Due to this, CAMYOSFOP inducted a two-day workshop to address the situation. Thirty (30) participants from the Mbororo (MBOSCUDA – Mbororo Social and Cultural Development Association) in Mandjo and the Pygmy communities in Mayos were trained on the prevention of HIV/AIDS and understanding the impact of Gender-Based Violence (GBV), especially stigmatization, amidst the COVID-19 pandemic.
The workshop, divided into six modules, covered the following topics: a rights-based approach for the elimination of stigmatization, discrimination and feminization of HIV/AIDs; understanding stigmatization/discrimination amid the COVID-19 pandemic; mapping of HIV/AIDS situation and sex-based violence in Cameroon; the best practice in the fight against stigmatization of HIV/AIDS amid the COVID-19 pandemic; understanding the effects of stigmatization/discrimination on people living with HIV/AIDS; how the rights of people living with HIV/AIDS can be strengthened, and strategies on mobilizing community members on the fight against stigmatization in the aforementioned communities.

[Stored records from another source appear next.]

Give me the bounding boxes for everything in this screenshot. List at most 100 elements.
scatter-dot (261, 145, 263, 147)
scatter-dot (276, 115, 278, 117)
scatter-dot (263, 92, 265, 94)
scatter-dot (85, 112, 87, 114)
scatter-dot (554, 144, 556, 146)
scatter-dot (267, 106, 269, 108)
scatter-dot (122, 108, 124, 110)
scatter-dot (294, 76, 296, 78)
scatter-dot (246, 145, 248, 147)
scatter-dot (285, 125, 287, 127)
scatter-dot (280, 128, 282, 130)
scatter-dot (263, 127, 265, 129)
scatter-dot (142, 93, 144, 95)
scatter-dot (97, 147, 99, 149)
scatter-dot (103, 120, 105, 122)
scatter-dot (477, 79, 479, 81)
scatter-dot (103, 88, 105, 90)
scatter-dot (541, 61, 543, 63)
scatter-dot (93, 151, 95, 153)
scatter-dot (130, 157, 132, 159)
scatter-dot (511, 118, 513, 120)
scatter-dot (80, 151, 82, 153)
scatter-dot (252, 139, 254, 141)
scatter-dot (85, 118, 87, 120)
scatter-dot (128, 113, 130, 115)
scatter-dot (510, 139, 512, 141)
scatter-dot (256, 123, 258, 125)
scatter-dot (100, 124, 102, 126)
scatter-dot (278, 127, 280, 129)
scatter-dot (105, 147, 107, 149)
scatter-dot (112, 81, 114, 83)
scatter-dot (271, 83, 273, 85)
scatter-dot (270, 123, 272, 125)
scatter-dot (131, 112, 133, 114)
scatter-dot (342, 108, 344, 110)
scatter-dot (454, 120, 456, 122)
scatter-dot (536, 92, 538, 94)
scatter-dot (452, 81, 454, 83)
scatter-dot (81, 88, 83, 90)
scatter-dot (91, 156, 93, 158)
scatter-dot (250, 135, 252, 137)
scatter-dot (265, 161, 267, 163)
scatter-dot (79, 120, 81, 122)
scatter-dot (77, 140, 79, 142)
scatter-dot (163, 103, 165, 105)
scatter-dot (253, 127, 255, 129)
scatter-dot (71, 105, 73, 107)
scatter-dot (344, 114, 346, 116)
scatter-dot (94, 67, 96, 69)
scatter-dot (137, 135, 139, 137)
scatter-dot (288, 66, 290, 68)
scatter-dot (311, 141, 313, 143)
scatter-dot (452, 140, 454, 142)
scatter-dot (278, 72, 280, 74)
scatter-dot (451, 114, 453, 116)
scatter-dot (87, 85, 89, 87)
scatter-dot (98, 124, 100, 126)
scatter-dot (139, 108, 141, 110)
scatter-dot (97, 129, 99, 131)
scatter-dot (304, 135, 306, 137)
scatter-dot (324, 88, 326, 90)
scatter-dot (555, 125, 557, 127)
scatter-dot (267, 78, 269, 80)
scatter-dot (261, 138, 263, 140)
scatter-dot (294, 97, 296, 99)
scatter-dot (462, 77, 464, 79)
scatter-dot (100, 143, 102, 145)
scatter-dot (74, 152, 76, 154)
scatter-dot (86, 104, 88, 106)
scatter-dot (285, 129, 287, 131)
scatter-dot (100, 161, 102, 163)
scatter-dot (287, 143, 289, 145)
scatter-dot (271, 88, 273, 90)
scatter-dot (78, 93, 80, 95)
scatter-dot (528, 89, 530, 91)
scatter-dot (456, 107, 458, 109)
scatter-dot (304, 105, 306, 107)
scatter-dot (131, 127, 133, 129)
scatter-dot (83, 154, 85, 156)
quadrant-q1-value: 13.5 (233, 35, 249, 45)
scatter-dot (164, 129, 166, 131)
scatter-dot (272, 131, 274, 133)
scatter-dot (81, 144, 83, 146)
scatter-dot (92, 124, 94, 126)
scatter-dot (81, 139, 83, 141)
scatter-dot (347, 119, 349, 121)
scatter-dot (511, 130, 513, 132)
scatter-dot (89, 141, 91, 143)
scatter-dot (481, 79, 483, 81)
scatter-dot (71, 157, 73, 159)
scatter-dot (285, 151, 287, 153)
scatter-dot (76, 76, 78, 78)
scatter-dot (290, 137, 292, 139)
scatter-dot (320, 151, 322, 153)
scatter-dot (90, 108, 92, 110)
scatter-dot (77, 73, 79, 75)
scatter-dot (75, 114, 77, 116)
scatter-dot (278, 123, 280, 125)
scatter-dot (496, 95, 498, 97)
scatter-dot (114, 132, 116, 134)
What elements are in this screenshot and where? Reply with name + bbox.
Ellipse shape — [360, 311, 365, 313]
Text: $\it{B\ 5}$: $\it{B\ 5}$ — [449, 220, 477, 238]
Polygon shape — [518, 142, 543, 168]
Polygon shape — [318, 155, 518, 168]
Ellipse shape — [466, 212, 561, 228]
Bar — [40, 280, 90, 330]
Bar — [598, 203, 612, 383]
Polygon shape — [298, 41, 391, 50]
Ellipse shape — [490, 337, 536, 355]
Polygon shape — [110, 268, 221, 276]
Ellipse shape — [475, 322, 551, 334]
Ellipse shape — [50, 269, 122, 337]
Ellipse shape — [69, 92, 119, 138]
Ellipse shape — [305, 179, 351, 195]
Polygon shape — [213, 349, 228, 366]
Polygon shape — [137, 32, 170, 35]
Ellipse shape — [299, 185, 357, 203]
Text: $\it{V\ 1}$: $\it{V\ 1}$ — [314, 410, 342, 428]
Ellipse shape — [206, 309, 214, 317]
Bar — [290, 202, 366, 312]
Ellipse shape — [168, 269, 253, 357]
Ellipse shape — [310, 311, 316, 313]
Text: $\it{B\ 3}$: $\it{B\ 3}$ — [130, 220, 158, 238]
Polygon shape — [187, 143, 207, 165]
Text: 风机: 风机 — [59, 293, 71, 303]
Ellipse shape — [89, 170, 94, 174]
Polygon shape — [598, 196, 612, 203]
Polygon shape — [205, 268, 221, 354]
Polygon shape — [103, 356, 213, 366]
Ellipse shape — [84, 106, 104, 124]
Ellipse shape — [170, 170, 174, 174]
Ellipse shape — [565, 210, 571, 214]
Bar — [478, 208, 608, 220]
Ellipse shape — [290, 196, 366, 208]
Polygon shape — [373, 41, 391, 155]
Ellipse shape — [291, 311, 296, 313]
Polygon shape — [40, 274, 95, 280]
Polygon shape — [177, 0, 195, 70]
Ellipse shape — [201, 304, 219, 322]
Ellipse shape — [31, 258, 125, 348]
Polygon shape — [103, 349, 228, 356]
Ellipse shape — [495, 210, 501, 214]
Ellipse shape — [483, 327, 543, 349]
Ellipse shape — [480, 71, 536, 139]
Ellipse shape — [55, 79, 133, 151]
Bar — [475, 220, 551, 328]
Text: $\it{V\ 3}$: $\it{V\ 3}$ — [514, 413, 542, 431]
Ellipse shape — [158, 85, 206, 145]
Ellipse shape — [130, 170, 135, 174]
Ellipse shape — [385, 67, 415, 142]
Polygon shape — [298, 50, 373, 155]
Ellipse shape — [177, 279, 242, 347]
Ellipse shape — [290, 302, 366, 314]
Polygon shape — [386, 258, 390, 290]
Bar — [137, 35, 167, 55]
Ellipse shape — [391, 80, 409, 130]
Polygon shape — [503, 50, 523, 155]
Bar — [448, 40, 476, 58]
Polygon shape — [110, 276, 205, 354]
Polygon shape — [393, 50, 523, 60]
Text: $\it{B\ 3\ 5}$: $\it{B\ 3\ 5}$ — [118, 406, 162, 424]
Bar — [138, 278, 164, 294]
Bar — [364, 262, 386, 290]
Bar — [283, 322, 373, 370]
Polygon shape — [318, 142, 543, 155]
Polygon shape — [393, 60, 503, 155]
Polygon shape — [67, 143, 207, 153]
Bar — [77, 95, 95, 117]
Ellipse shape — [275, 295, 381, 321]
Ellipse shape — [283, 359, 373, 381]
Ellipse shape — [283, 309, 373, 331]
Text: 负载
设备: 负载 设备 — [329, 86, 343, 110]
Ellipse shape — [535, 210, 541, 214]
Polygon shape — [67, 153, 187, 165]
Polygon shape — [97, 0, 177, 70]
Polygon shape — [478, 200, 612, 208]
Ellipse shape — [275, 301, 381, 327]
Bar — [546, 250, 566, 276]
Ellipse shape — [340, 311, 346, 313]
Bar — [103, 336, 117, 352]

The general take home was that women’s development and education be highly invested into as preventing them hinders their progress. It was also accepted that knowing one’s status is of utmost importance, and, as such, the women were urged to regularly check their status.

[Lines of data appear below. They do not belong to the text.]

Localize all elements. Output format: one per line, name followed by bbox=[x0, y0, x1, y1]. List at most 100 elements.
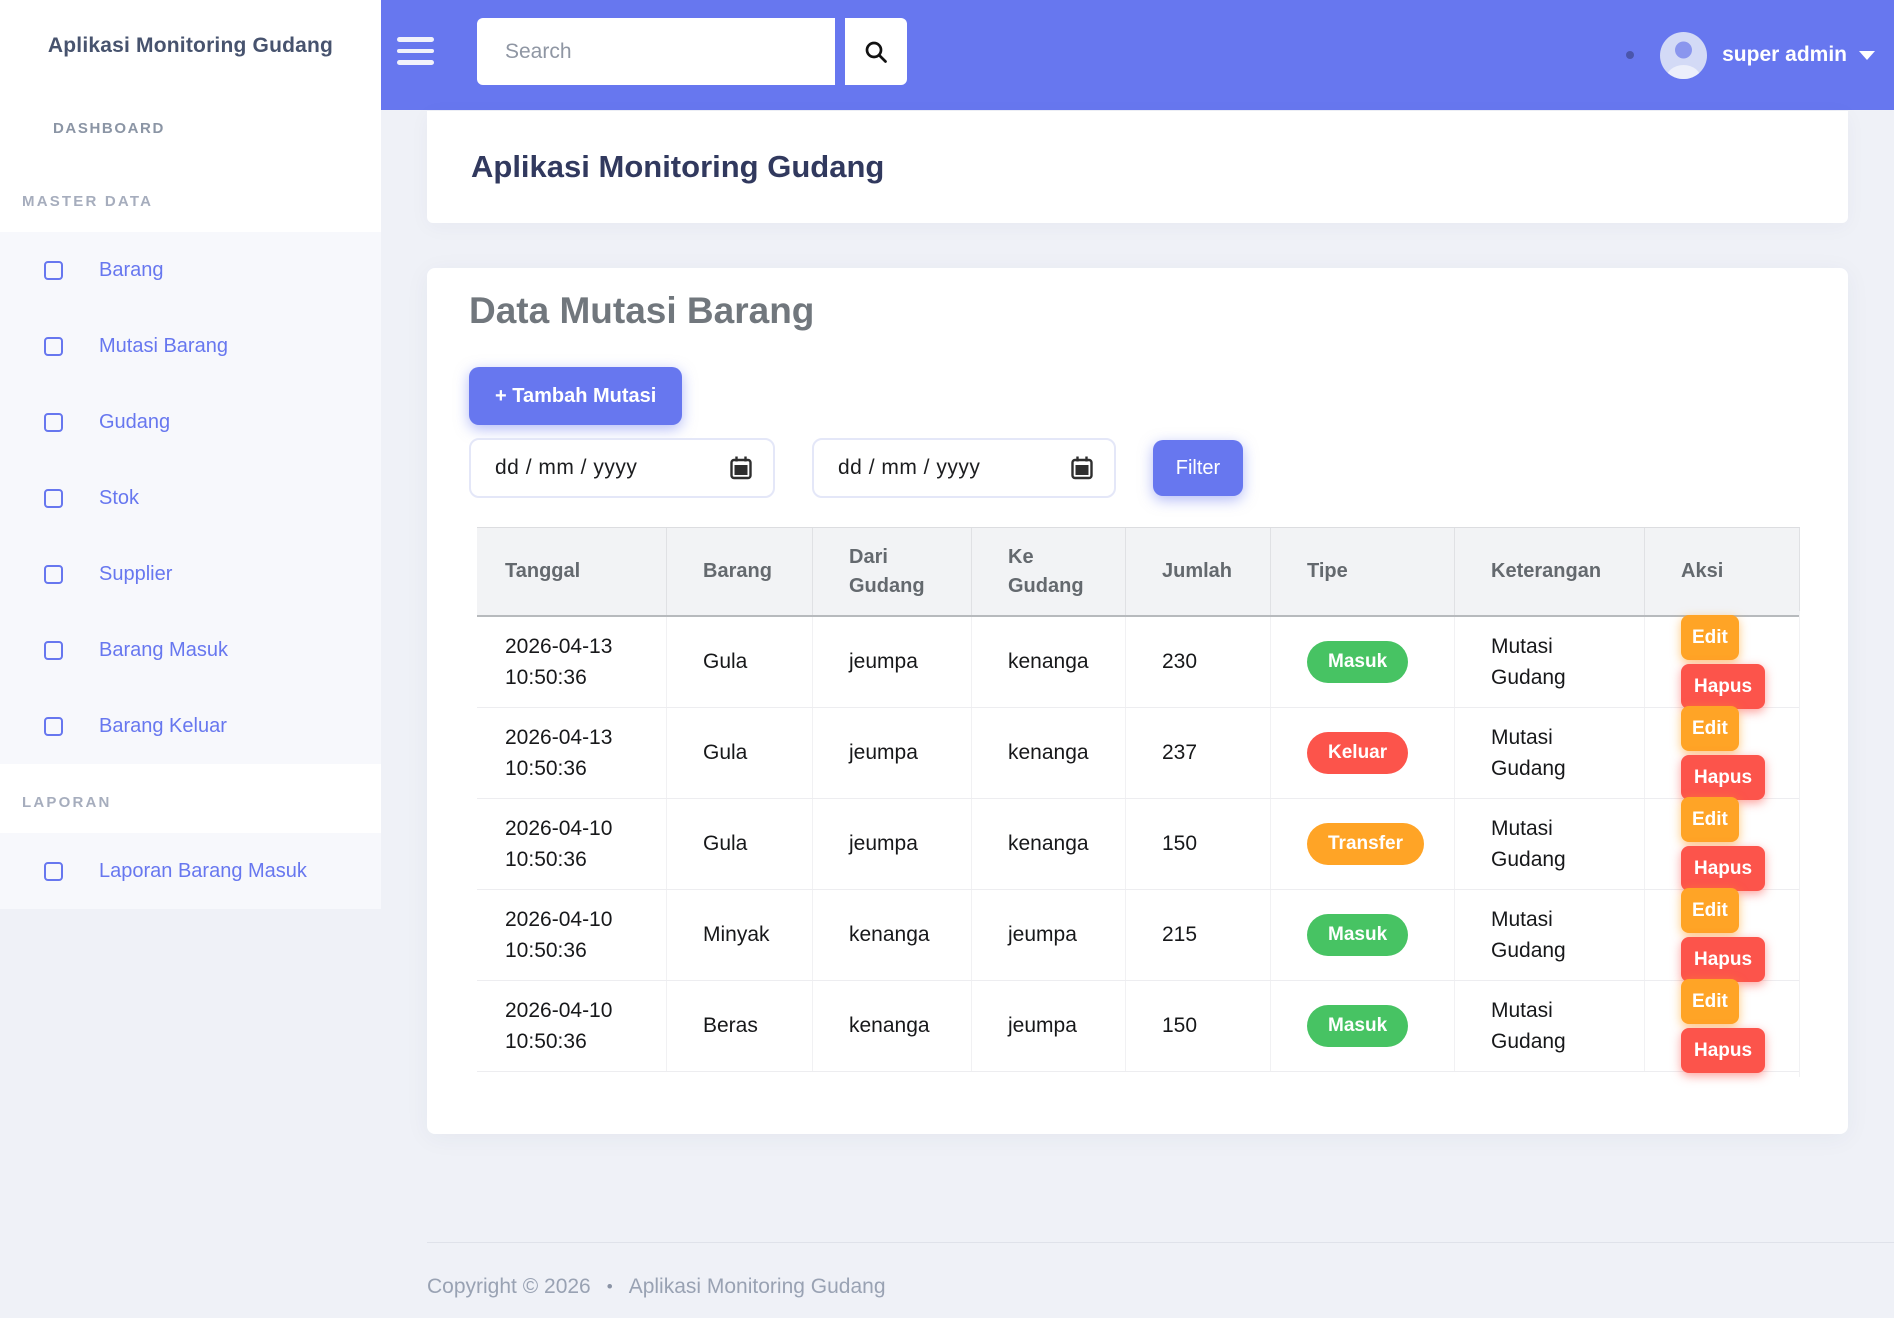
sidebar-item-dashboard[interactable]: DASHBOARD bbox=[53, 120, 165, 137]
column-header-tipe: Tipe bbox=[1271, 528, 1455, 615]
cell-dari-gudang: jeumpa bbox=[813, 617, 972, 707]
table-row: 2026-04-10 10:50:36 Minyak kenanga jeumpa 215… bbox=[477, 884, 1800, 986]
search-input[interactable] bbox=[477, 18, 835, 85]
edit-button[interactable]: Edit bbox=[1681, 615, 1739, 660]
hapus-button[interactable]: Hapus bbox=[1681, 846, 1766, 891]
sidebar-item-supplier[interactable]: Supplier bbox=[0, 536, 381, 612]
cell-keterangan: Mutasi Gudang bbox=[1455, 708, 1645, 798]
sidebar-item-gudang[interactable]: Gudang bbox=[0, 384, 381, 460]
tanggal-date: 2026-04-13 bbox=[505, 634, 613, 658]
sidebar-item-laporan-barang-masuk[interactable]: Laporan Barang Masuk bbox=[0, 833, 381, 909]
tipe-badge-masuk: Masuk bbox=[1307, 914, 1409, 956]
tipe-badge-masuk: Masuk bbox=[1307, 641, 1409, 683]
column-header-dari-gudang: Dari Gudang bbox=[813, 528, 972, 615]
cell-barang: Beras bbox=[667, 981, 813, 1071]
cell-keterangan: Mutasi Gudang bbox=[1455, 799, 1645, 889]
tanggal-time: 10:50:36 bbox=[505, 1030, 587, 1053]
cell-ke-gudang: jeumpa bbox=[972, 981, 1126, 1071]
cell-dari-gudang: jeumpa bbox=[813, 708, 972, 798]
cell-barang: Gula bbox=[667, 708, 813, 798]
search-icon bbox=[862, 38, 890, 66]
edit-button[interactable]: Edit bbox=[1681, 797, 1739, 842]
cell-tanggal: 2026-04-13 10:50:36 bbox=[477, 617, 667, 707]
cell-barang: Gula bbox=[667, 799, 813, 889]
cell-aksi: Edit Hapus bbox=[1645, 793, 1800, 895]
sidebar-item-barang-masuk[interactable]: Barang Masuk bbox=[0, 612, 381, 688]
cell-tipe: Keluar bbox=[1271, 708, 1455, 798]
footer: Copyright © 2026 • Aplikasi Monitoring G… bbox=[427, 1242, 1894, 1299]
cell-ke-gudang: jeumpa bbox=[972, 890, 1126, 980]
square-icon bbox=[44, 564, 63, 584]
cell-tanggal: 2026-04-13 10:50:36 bbox=[477, 708, 667, 798]
cell-jumlah: 237 bbox=[1126, 708, 1271, 798]
app-brand: Aplikasi Monitoring Gudang bbox=[47, 34, 334, 57]
hapus-button[interactable]: Hapus bbox=[1681, 755, 1766, 800]
edit-button[interactable]: Edit bbox=[1681, 706, 1739, 751]
tipe-badge-keluar: Keluar bbox=[1307, 732, 1409, 774]
user-icon bbox=[1660, 32, 1707, 79]
edit-button[interactable]: Edit bbox=[1681, 979, 1739, 1024]
date-to-input[interactable]: dd / mm / yyyy bbox=[812, 438, 1116, 498]
tipe-badge-masuk: Masuk bbox=[1307, 1005, 1409, 1047]
column-header-barang: Barang bbox=[667, 528, 813, 615]
sidebar: Aplikasi Monitoring Gudang DASHBOARD MAS… bbox=[0, 0, 381, 909]
cell-ke-gudang: kenanga bbox=[972, 708, 1126, 798]
data-mutasi-card: Data Mutasi Barang + Tambah Mutasi dd / … bbox=[427, 268, 1848, 1134]
tambah-mutasi-button[interactable]: + Tambah Mutasi bbox=[469, 367, 683, 425]
sidebar-section-master-data: MASTER DATA bbox=[22, 193, 154, 210]
cell-jumlah: 215 bbox=[1126, 890, 1271, 980]
cell-tanggal: 2026-04-10 10:50:36 bbox=[477, 799, 667, 889]
cell-tipe: Masuk bbox=[1271, 617, 1455, 707]
column-header-jumlah: Jumlah bbox=[1126, 528, 1271, 615]
cell-keterangan: Mutasi Gudang bbox=[1455, 981, 1645, 1071]
sidebar-item-barang-keluar[interactable]: Barang Keluar bbox=[0, 688, 381, 764]
table-header-row: Tanggal Barang Dari Gudang Ke Gudang Jumlah T… bbox=[477, 527, 1800, 617]
footer-bullet: • bbox=[606, 1277, 613, 1296]
user-menu[interactable]: super admin bbox=[1626, 0, 1875, 110]
hapus-button[interactable]: Hapus bbox=[1681, 937, 1766, 982]
sidebar-menu-laporan: Laporan Barang Masuk bbox=[0, 833, 381, 909]
cell-dari-gudang: kenanga bbox=[813, 890, 972, 980]
date-from-input[interactable]: dd / mm / yyyy bbox=[469, 438, 775, 498]
square-icon bbox=[44, 336, 63, 356]
tanggal-time: 10:50:36 bbox=[505, 666, 587, 689]
table-row: 2026-04-13 10:50:36 Gula jeumpa kenanga 237 Ke… bbox=[477, 702, 1800, 804]
cell-barang: Minyak bbox=[667, 890, 813, 980]
footer-app-name: Aplikasi Monitoring Gudang bbox=[628, 1275, 886, 1298]
filter-button[interactable]: Filter bbox=[1153, 440, 1243, 496]
sidebar-item-mutasi-barang[interactable]: Mutasi Barang bbox=[0, 308, 381, 384]
cell-jumlah: 230 bbox=[1126, 617, 1271, 707]
cell-jumlah: 150 bbox=[1126, 981, 1271, 1071]
sidebar-item-barang[interactable]: Barang bbox=[0, 232, 381, 308]
square-icon bbox=[44, 716, 63, 736]
edit-button[interactable]: Edit bbox=[1681, 888, 1739, 933]
hapus-button[interactable]: Hapus bbox=[1681, 1028, 1766, 1073]
tipe-badge-transfer: Transfer bbox=[1307, 823, 1424, 865]
avatar[interactable] bbox=[1660, 31, 1708, 79]
column-header-aksi: Aksi bbox=[1645, 528, 1800, 615]
calendar-icon[interactable] bbox=[1070, 455, 1094, 481]
user-name[interactable]: super admin bbox=[1722, 43, 1847, 66]
cell-keterangan: Mutasi Gudang bbox=[1455, 890, 1645, 980]
cell-dari-gudang: kenanga bbox=[813, 981, 972, 1071]
cell-tipe: Transfer bbox=[1271, 799, 1455, 889]
footer-copyright: Copyright © 2026 bbox=[427, 1275, 591, 1298]
sidebar-item-stok[interactable]: Stok bbox=[0, 460, 381, 536]
cell-ke-gudang: kenanga bbox=[972, 799, 1126, 889]
square-icon bbox=[44, 861, 63, 881]
cell-aksi: Edit Hapus bbox=[1645, 611, 1800, 713]
search-button[interactable] bbox=[845, 18, 907, 85]
hamburger-menu-icon[interactable] bbox=[397, 37, 434, 72]
tanggal-time: 10:50:36 bbox=[505, 848, 587, 871]
tanggal-date: 2026-04-13 bbox=[505, 725, 613, 749]
hapus-button[interactable]: Hapus bbox=[1681, 664, 1766, 709]
cell-tipe: Masuk bbox=[1271, 890, 1455, 980]
cell-barang: Gula bbox=[667, 617, 813, 707]
tanggal-date: 2026-04-10 bbox=[505, 907, 613, 931]
cell-dari-gudang: jeumpa bbox=[813, 799, 972, 889]
tanggal-date: 2026-04-10 bbox=[505, 998, 613, 1022]
calendar-icon[interactable] bbox=[729, 455, 753, 481]
square-icon bbox=[44, 640, 63, 660]
page-title: Data Mutasi Barang bbox=[469, 290, 815, 331]
topbar: super admin bbox=[381, 0, 1894, 110]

In order to sample the opinions of the participants on the quality of the training, the following testified:
“My favorite aspect of the workshop was on the fight against the stigmatization of HIV/AIDS within the Mbororo communities especially amongst the youths, and on the importance of education which encourages them to go to school. I learned so many things from the workshop which will help me educate my society.” Aishatu Dol, Mbororo Community
“I really enjoyed this session. I learned that women can transmit HIV/AIDS to their children through breastfeeding.” Yie Olinga, Baka Community
In a closing remark, Mr. Ngalim Eugine, Executive Director of CAMYOSFOP encouraged the participants to apply the knowledge given them by carrying over the same training in their communities in order to curb GBV and the stigmatization of HIV/AIDS in their communities.